Il legale era accusato per l'accusa di peculato per 21 mila euro



MONTEBELLUNA
– Nonostante abbia formalizzato il risarcimento del danno, l'ormai ex avvocato trevigiano Stefano Pagnossin è stato condannato a un anno e otto mesi di reclusione per l'accusa di peculato. Secondo il pm Giovanni Valmassoi, titolare del fascicolo, il professionista in qualità di pubblico ufficiale (essendo amministratore di sostegno di persona incapace) avrebbe spostato del denaro di proprietà della vittima sul suo conto (anche attraverso prelevamenti diretti e non solo tramite bonifici) senza l’autorizzazione del giudice. In tutto una somma di poco superiore ai 21 mila euro nel giro di tre anni, dal maggio 2007 all'agosto 2010. Difeso dall'avvocato Filippo Salvione, l'imputato aveva però sempre respinto le accuse sostenendo che si sarebbe trattato di soldi erogati a una parente stretta che doveva eseguire lavori di straordinaria manutenzione nell’attività di famiglia.

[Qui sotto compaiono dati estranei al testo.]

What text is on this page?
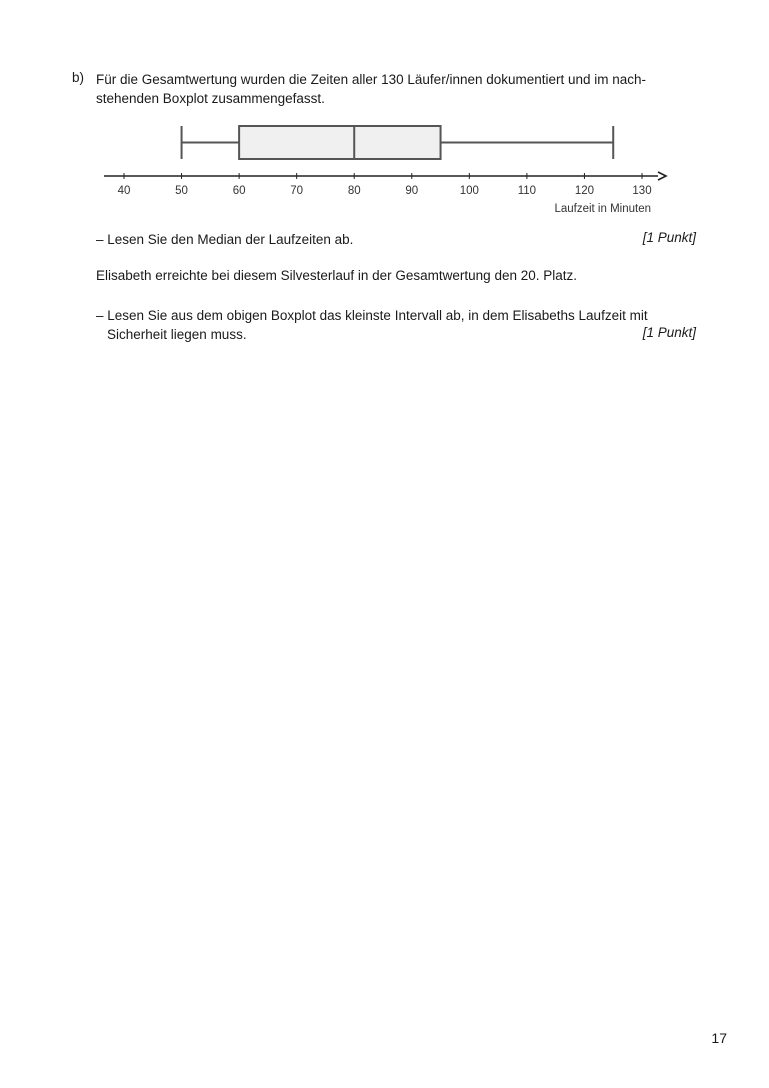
b) Für die Gesamtwertung wurden die Zeiten aller 130 Läufer/innen dokumentiert und im nach-
stehenden Boxplot zusammengefasst.
40	50	60	70	80	90	100	110	120	130
Laufzeit in Minuten
– Lesen Sie den Median der Laufzeiten ab.	[1 Punkt]
Elisabeth erreichte bei diesem Silvesterlauf in der Gesamtwertung den 20. Platz.
– Lesen Sie aus dem obigen Boxplot das kleinste Intervall ab, in dem Elisabeths Laufzeit mit
Sicherheit liegen muss.	[1 Punkt]
17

Il nodo del contendere non riguardava tanto che fine avesse fatto quel denaro, ma il fatto che il legale non avrebbe potuto agire direttamente su quelle somme perché avrebbe dovuto farlo dopo aver ottenuto il via libera dal giudice. Al centro della vicenda, che avrebbe potuto anche rapidamente sgonfiarsi a dibattimento, non ci sarebbero i 21 mila euro contestati ma soltanto alcune migliaia di euro (in sostanza la somma che è già stata versata a titolo di risarcimento) che l'avvocato sotto inchiesta avrebbe deciso di trasferire dal conto corrente della vittima a quello della moglie della presunta parte offesa che ne aveva fatto richiesta con insistenza per mettere in sicurezza l’abitazione di residenza e attività collaterali. I giudici hanno invece decretato, in primo grado, la colpevolezza dell'imputato al quale è stata anche revocata la sospensione condizionale della pena. Nel 2011 infatti aveva rimediato un'altra condanna, passata in giudicato, di un anno e quattro mesi in merito a un'inchiesta su una serie di regolarizzazioni facili e su una vendita di permessi di soggiorno a cittadini extracomunitari. Sentenza alla quale era seguita anche la radiazione dall'albo.